I know where stuff is. At least within the confines of my house. Nothing is lost. You give me enough time and I find stuff. None of my kids have inherited this. Its infuriating. But maybe that’s a superpower that develops with age. Mom’s superpower is a bit more nebulous. But here is an example. Riley’s room is painted some shade of purple. On one wall is a small design that Mom painted back when Rye was little. It says “Dream” and it has some flowers. She wants it painted over now. No problem. Just need to find the paint can in the basement and hope it hasn’t dried up or worse. All we can find in our old paint cans is a color called Lilac Glacier. If the Titanic had hit a lilac glacier it would probably still be floating. Anyway, we open the can and it appears to be same the color. At least to me. Mom isn’t so sure. So we stir it up and she takes a sample upstairs.
Lilac Glacier, as it turns out, is not the predominant wall color. It’s too dark.
So she sends me downstairs to find the right color. Because I can find anything. After a thorough search reveals nothing, it is decided that we either used all the paint of that color or we threw away the can that revealed the correct color.
So we don’t know what the name of the correct paint color is. But we know it isn’t Lilac Glacier.
She spends a few seconds looking at the small sample that she painted with Lilac Glacier and quickly decides that while Lilac Glacier is in fact the wrong color, the right color is within the same family.

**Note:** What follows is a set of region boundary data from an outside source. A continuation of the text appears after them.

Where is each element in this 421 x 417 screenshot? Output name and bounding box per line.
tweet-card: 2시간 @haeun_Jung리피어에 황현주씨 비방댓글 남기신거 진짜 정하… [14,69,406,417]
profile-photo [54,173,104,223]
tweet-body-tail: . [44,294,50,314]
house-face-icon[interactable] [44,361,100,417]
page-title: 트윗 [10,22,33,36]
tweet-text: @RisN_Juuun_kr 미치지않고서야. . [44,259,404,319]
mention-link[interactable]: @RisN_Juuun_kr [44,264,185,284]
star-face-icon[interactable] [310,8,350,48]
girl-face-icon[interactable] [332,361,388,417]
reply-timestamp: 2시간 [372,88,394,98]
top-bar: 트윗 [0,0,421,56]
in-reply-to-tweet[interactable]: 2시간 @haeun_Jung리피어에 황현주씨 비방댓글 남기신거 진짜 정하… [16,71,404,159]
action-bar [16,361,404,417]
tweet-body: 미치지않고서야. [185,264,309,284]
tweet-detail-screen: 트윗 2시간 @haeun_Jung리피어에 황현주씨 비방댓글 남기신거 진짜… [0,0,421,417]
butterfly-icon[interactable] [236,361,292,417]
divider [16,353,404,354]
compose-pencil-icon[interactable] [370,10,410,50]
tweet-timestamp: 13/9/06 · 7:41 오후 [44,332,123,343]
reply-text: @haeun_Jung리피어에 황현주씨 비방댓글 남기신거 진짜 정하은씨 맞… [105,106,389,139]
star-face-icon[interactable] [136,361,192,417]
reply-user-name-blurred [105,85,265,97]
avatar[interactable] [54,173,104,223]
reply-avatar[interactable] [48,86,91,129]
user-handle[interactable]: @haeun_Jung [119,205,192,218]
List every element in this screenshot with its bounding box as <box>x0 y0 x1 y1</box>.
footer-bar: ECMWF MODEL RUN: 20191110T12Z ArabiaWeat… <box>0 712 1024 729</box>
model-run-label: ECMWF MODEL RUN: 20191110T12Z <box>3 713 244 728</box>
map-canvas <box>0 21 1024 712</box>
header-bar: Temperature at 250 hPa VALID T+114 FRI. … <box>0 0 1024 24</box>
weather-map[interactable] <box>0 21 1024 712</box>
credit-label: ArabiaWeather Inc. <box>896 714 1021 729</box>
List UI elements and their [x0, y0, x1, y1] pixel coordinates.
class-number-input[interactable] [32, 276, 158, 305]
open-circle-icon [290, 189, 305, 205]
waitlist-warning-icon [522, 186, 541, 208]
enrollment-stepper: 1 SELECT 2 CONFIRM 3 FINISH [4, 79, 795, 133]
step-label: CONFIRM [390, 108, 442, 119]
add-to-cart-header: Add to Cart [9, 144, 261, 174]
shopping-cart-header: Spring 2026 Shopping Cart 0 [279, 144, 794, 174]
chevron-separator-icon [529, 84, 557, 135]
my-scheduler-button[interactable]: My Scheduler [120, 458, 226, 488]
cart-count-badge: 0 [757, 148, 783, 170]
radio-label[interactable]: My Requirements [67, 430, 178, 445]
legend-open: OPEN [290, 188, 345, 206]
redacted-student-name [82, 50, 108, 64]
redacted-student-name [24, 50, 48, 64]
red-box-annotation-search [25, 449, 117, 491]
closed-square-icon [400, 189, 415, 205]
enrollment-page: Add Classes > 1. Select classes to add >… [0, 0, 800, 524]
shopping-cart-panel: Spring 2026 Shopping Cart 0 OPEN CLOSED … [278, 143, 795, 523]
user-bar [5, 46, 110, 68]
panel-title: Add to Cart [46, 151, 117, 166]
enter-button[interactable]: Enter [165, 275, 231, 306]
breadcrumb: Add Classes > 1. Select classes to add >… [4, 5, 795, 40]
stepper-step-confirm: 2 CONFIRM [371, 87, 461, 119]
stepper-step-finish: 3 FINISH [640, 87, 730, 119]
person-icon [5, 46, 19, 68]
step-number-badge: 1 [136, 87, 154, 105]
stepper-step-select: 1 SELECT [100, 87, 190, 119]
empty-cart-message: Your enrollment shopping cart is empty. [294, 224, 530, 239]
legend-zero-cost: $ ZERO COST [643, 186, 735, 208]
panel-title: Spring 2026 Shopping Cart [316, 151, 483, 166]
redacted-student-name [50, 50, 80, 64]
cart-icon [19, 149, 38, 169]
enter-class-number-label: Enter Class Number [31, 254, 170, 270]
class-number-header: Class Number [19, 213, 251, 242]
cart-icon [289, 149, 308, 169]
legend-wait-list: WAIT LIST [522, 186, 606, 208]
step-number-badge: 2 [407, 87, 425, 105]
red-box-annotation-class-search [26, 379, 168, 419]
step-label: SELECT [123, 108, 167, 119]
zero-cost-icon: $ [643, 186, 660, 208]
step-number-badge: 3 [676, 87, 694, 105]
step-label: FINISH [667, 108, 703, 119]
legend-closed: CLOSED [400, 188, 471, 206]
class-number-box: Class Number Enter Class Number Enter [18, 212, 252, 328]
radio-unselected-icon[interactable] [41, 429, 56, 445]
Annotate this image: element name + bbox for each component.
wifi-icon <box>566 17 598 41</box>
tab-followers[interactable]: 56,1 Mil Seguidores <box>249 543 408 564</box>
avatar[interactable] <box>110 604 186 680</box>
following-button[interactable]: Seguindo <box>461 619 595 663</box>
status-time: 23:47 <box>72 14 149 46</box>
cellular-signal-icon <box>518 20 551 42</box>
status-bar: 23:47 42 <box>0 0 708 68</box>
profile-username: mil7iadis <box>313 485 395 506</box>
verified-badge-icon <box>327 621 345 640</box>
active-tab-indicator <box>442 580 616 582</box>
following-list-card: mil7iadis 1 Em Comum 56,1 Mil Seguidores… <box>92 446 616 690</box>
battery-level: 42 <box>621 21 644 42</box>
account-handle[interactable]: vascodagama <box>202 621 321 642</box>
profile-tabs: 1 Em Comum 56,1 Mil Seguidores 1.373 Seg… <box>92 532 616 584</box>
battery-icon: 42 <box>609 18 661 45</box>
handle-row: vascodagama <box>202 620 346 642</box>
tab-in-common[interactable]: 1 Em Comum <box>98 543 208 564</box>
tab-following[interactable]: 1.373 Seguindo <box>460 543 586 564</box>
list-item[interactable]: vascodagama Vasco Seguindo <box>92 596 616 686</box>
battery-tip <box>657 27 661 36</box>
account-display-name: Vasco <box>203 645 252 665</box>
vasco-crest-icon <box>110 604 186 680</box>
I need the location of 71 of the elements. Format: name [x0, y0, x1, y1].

“What you mean like a cousin or a younger sibling?”
We originally bought the paint at Lowe’s and since we have to drop off Kinz and Bails at softball camp, we figured we’d drop by the store. Because Mom is pretty sure about this. So sure that she makes the bold statement that the correct color is two shades lighter than Lilac Glacier which means we just need to find the appropriate color swatch and buy the color two shades lighter.

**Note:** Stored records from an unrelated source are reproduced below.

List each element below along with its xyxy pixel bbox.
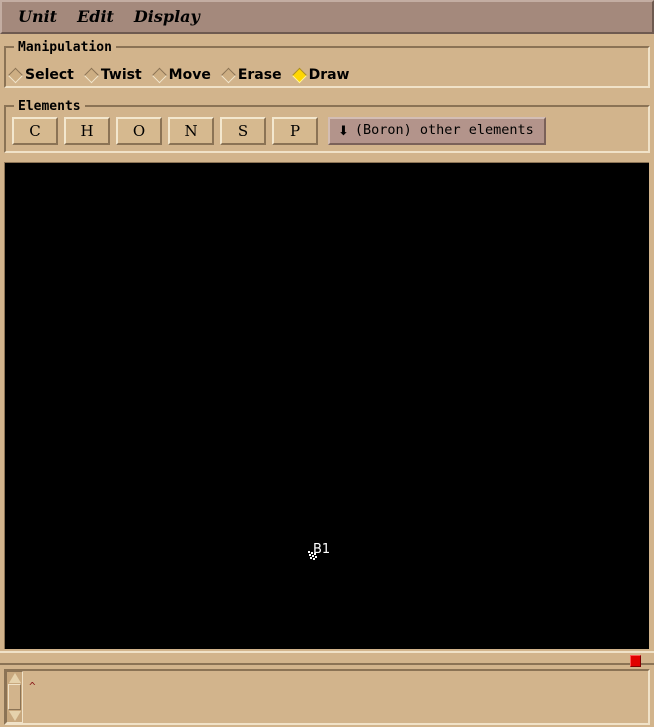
- triangle-down-icon[interactable]: [8, 711, 21, 721]
- manipulation-group-label: Manipulation: [14, 41, 116, 54]
- element-button-nitrogen[interactable]: N: [168, 117, 214, 145]
- element-button-sulfur[interactable]: S: [220, 117, 266, 145]
- element-button-oxygen[interactable]: O: [116, 117, 162, 145]
- radio-label: Select: [25, 67, 74, 83]
- arrow-down-icon: ⬇: [338, 123, 349, 139]
- menu-bar: Unit Edit Display: [0, 0, 654, 34]
- scrollbar-thumb[interactable]: [8, 684, 21, 710]
- radio-label: Twist: [100, 67, 142, 83]
- radio-diamond-icon: [83, 67, 100, 83]
- element-button-carbon[interactable]: C: [12, 117, 58, 145]
- resize-grip[interactable]: [630, 655, 641, 667]
- menu-item-edit[interactable]: Edit: [69, 7, 122, 27]
- manipulation-radio-group: Select Twist Move Erase Draw: [7, 54, 361, 96]
- radio-diamond-icon: [151, 67, 167, 83]
- menu-item-display[interactable]: Display: [126, 7, 208, 27]
- radio-diamond-icon: [220, 67, 237, 83]
- radio-draw[interactable]: Draw: [291, 67, 350, 83]
- console-output-text: [30, 675, 640, 719]
- radio-diamond-selected-icon: [291, 67, 307, 83]
- console-scrollbar[interactable]: [6, 671, 23, 723]
- radio-twist[interactable]: Twist: [83, 67, 142, 83]
- menu-item-unit[interactable]: Unit: [10, 7, 65, 27]
- radio-diamond-icon: [7, 67, 24, 83]
- triangle-up-icon[interactable]: [8, 673, 21, 683]
- other-elements-label: (Boron) other elements: [354, 122, 534, 139]
- other-elements-dropdown[interactable]: ⬇ (Boron) other elements: [328, 117, 546, 145]
- draw-crosshair-cursor-icon: [308, 551, 317, 560]
- radio-label: Move: [168, 67, 211, 83]
- separator-bar: [0, 651, 654, 665]
- element-button-phosphorus[interactable]: P: [272, 117, 318, 145]
- radio-label: Draw: [308, 67, 350, 83]
- radio-move[interactable]: Move: [151, 67, 211, 83]
- molecule-canvas[interactable]: B1: [4, 162, 649, 649]
- elements-button-row: C H O N S P ⬇ (Boron) other elements: [12, 117, 546, 145]
- radio-erase[interactable]: Erase: [220, 67, 282, 83]
- elements-group-label: Elements: [14, 100, 85, 113]
- radio-select[interactable]: Select: [7, 67, 74, 83]
- radio-label: Erase: [237, 67, 282, 83]
- element-button-hydrogen[interactable]: H: [64, 117, 110, 145]
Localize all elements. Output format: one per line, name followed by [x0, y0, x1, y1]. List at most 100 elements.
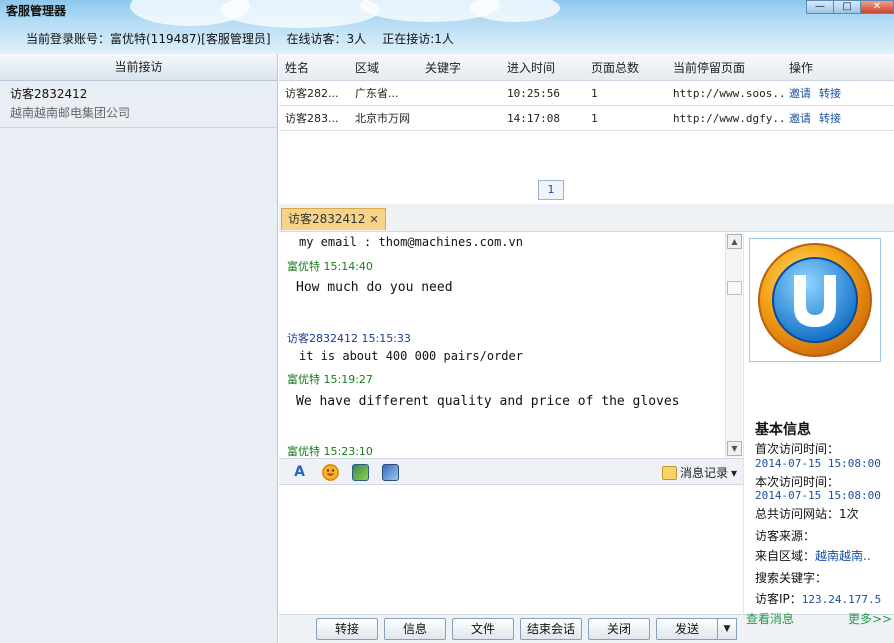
chat-sender-me: 富优特 15:14:40 [287, 260, 373, 273]
cell-actions: 邀请 转接 [783, 110, 883, 126]
send-options-icon[interactable]: ▼ [717, 618, 737, 640]
brand-logo [749, 238, 881, 362]
cell-page: http://www.dgfy... [673, 111, 783, 125]
cell-time: 14:17:08 [507, 111, 560, 125]
transfer-link[interactable]: 转接 [819, 112, 841, 125]
ip-value: 123.24.177.5 [801, 593, 882, 606]
sites-row: 总共访问网站：1次 [755, 505, 859, 522]
this-visit-value: 2014-07-15 15:08:00 [755, 489, 881, 502]
cell-pages: 1 [591, 111, 598, 125]
close-button[interactable]: 关闭 [588, 618, 650, 640]
chat-message: it is about 400 000 pairs/order [299, 349, 523, 363]
first-visit-value: 2014-07-15 15:08:00 [755, 457, 881, 470]
receiving-label: 正在接访:1人 [382, 32, 454, 46]
cell-actions: 邀请 转接 [783, 85, 883, 101]
header-info: 当前登录账号：富优特(119487)[客服管理员] 在线访客：3人 正在接访:1… [26, 30, 454, 47]
screenshot-icon[interactable] [352, 464, 369, 481]
chat-scrollbar[interactable]: ▲ ▼ [725, 233, 742, 457]
end-session-button[interactable]: 结束会话 [520, 618, 582, 640]
ip-row: 访客IP：123.24.177.5 [755, 590, 881, 607]
chat-sender-me: 富优特 15:19:27 [287, 373, 373, 386]
transfer-link[interactable]: 转接 [819, 87, 841, 100]
scroll-down-icon[interactable]: ▼ [727, 441, 742, 456]
cloud-decoration [470, 0, 560, 22]
send-image-icon[interactable] [382, 464, 399, 481]
close-window-button[interactable]: ✕ [860, 0, 894, 14]
history-icon [661, 465, 677, 480]
info-title: 基本信息 [755, 422, 811, 438]
chevron-down-icon: ▾ [730, 465, 737, 480]
action-button-row: 转接 信息 文件 结束会话 关闭 发送 ▼ [279, 614, 894, 643]
message-input[interactable] [279, 486, 743, 614]
chat-tab-bar: 访客2832412 ✕ [279, 204, 894, 232]
scroll-up-icon[interactable]: ▲ [727, 234, 742, 249]
column-header: 页面总数 [591, 60, 640, 75]
cell-page: http://www.soos... [673, 86, 783, 100]
cell-time: 10:25:56 [507, 86, 560, 100]
this-visit-label: 本次访问时间： [755, 475, 840, 489]
chat-tab[interactable]: 访客2832412 ✕ [281, 208, 386, 230]
window-controls: — □ ✕ [806, 0, 894, 14]
region-value: 越南越南.. [815, 549, 871, 563]
chat-message: We have different quality and price of t… [296, 394, 680, 409]
cell-region: 广东省... [355, 87, 399, 100]
current-visitors-panel: 当前接访 访客2832412 越南越南邮电集团公司 [0, 54, 278, 643]
keyword-label: 搜索关键字： [755, 571, 828, 585]
visitor-info-panel: 基本信息 首次访问时间： 2014-07-15 15:08:00 本次访问时间：… [743, 233, 894, 626]
info-button[interactable]: 信息 [384, 618, 446, 640]
font-icon[interactable]: A [291, 464, 308, 481]
table-header: 姓名 区域 关键字 进入时间 页面总数 当前停留页面 操作 [279, 54, 894, 81]
chat-toolbar: A 消息记录 ▾ [279, 458, 743, 485]
close-tab-icon[interactable]: ✕ [369, 209, 378, 230]
cell-pages: 1 [591, 86, 598, 100]
cell-region: 北京市万网 [355, 112, 410, 125]
first-visit-label: 首次访问时间： [755, 442, 840, 456]
message-history-label: 消息记录 [679, 466, 728, 480]
visitor-name: 访客2832412 [10, 87, 88, 101]
column-header: 姓名 [285, 60, 310, 75]
source-label: 访客来源： [755, 529, 816, 543]
visitor-list-item[interactable]: 访客2832412 越南越南邮电集团公司 [0, 81, 277, 128]
send-button[interactable]: 发送 [656, 618, 718, 640]
region-label: 来自区域： [755, 549, 816, 563]
cloud-decoration [220, 0, 380, 28]
scrollbar-thumb[interactable] [727, 281, 742, 295]
chat-tab-label: 访客2832412 [288, 212, 366, 226]
u-logo-icon [758, 243, 872, 357]
account-label: 当前登录账号：富优特(119487)[客服管理员] [26, 32, 271, 46]
message-history-button[interactable]: 消息记录 ▾ [661, 464, 737, 481]
title-bar: 客服管理器 — □ ✕ 当前登录账号：富优特(119487)[客服管理员] 在线… [0, 0, 894, 54]
column-header: 关键字 [425, 60, 462, 75]
table-row[interactable]: 访客282... 广东省... 10:25:56 1 http://www.so… [279, 81, 894, 106]
visitor-table: 姓名 区域 关键字 进入时间 页面总数 当前停留页面 操作 访客282... 广… [279, 54, 894, 204]
region-row: 来自区域：越南越南.. [755, 547, 871, 564]
minimize-button[interactable]: — [806, 0, 834, 14]
page-number-button[interactable]: 1 [538, 180, 564, 200]
transfer-button[interactable]: 转接 [316, 618, 378, 640]
app-title: 客服管理器 [6, 4, 67, 18]
table-row[interactable]: 访客283... 北京市万网 14:17:08 1 http://www.dgf… [279, 106, 894, 131]
view-messages-link[interactable]: 查看消息 [746, 610, 794, 627]
emoji-icon[interactable] [322, 464, 339, 481]
chat-message: my email : thom@machines.com.vn [299, 235, 523, 249]
current-visitors-heading: 当前接访 [0, 54, 277, 81]
column-header: 当前停留页面 [673, 60, 746, 75]
sites-label: 总共访问网站： [755, 507, 840, 521]
column-header: 操作 [789, 60, 814, 75]
cell-name: 访客283... [285, 112, 339, 125]
chat-sender-me: 富优特 15:23:10 [287, 445, 373, 457]
more-link[interactable]: 更多>> [848, 610, 892, 627]
maximize-button[interactable]: □ [833, 0, 861, 14]
chat-message: How much do you need [296, 280, 453, 295]
chat-sender-visitor: 访客2832412 15:15:33 [287, 332, 411, 345]
column-header: 进入时间 [507, 60, 556, 75]
invite-link[interactable]: 邀请 [789, 112, 811, 125]
file-button[interactable]: 文件 [452, 618, 514, 640]
column-header: 区域 [355, 60, 380, 75]
sites-value: 1次 [839, 507, 859, 521]
cell-name: 访客282... [285, 87, 339, 100]
online-visitors-label: 在线访客：3人 [286, 32, 367, 46]
visitor-org: 越南越南邮电集团公司 [10, 106, 131, 120]
invite-link[interactable]: 邀请 [789, 87, 811, 100]
chat-history: my email : thom@machines.com.vn 富优特 15:1… [279, 233, 743, 457]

Nobody looks at two similar colors on a wall, conducts a scientific color analysis in their brain and correctly comes to the conclusion that the shade is two colors lighter. You need some kind of hypo-electric color analyzer to get that kind of accuracy.
Anyway we head to Lowe’s, Mom gives the paint guy the current wall color and he goes on a quest to find it.

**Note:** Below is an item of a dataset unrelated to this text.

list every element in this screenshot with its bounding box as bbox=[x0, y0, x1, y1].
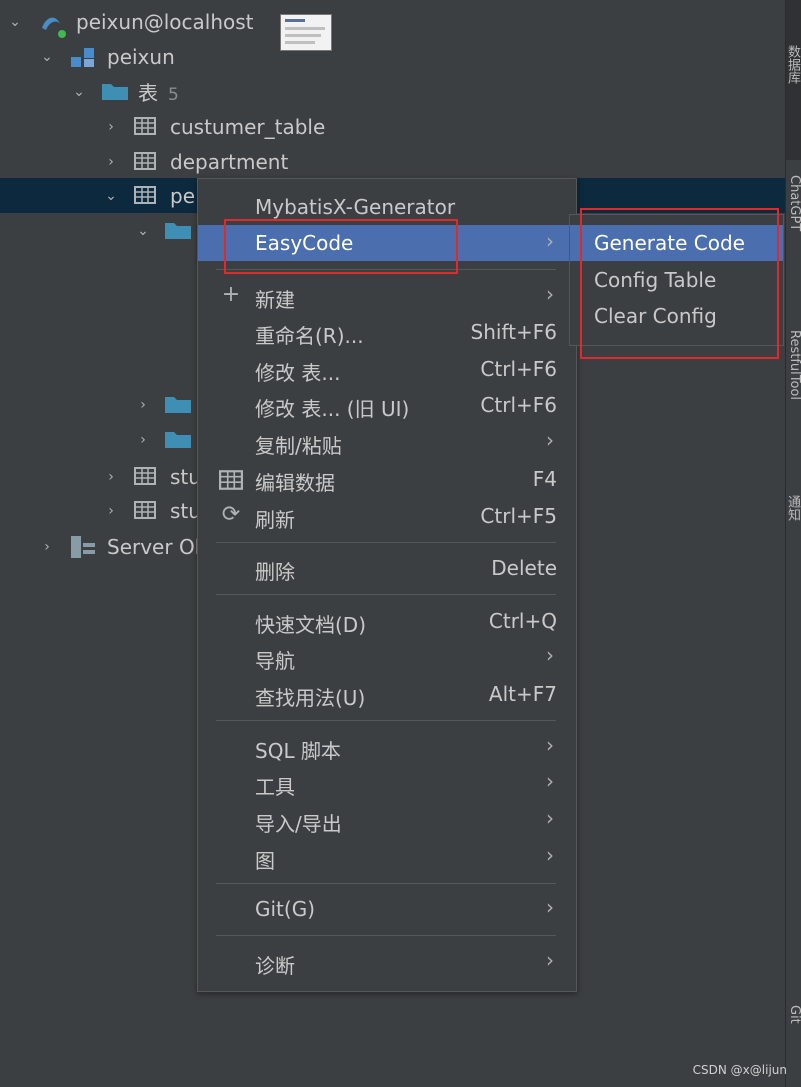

Turns out the Lilac Glacier is discontinued but if we want it, he can mix it. Mom says no thanks BUT what we need is the color that is two shades lighter than Lilac Glacier. He pulls out the color swatch and the color that is exactly two shades lighter than Lilac Glacier is Ice Crystal. He says no problem he’ll mix it up. Mom asks for a sample in case she’s wrong.
“If you’re right about the color I will be seriously impressed. Like Dolphins-Chargers ’81 playoffs impressed when Don Strock came off the bench to throw for like 5 touchdowns and bring the fish back from a 24-0 deficit.”
“You know what, just give me a whole pint, it’s the right color.”
Who is that confident about eyeballing a paint color? Not this guy. You want to know who was in the ’86 Final Four, I can tell you.
Duke, Louisville, LSU and Kansas. Dad’s useless NCAA Tourney knowledge go boom.
But you want me to pick the correct color of the paint on my daughter’s bedroom wall by looking at it, taking a mental picture and then go to the store and match that mental photograph to a color swatch surrounded by a thousand other color swatches? No, I sincerely apologize, but I am unable to complete that task.
We pay for the pint of Ice Crystal and head home. Mom pops open the can, dips a paper towel in it and covers a small spot on the wall.
That, in case you don’t have a Mom translator, is the word she uses when she’s pleased with herself. She grabs a brush and covers the rest of the area she wanted to paint.
“Who is awesome?”
Again, for those of you without the translator, this is the question she asks when she expects, “you are” as the answer.
Seriously, there is no reasonable explanation for her ability to do this. It’s spooky. And weird. But it sure solves a lot of problems.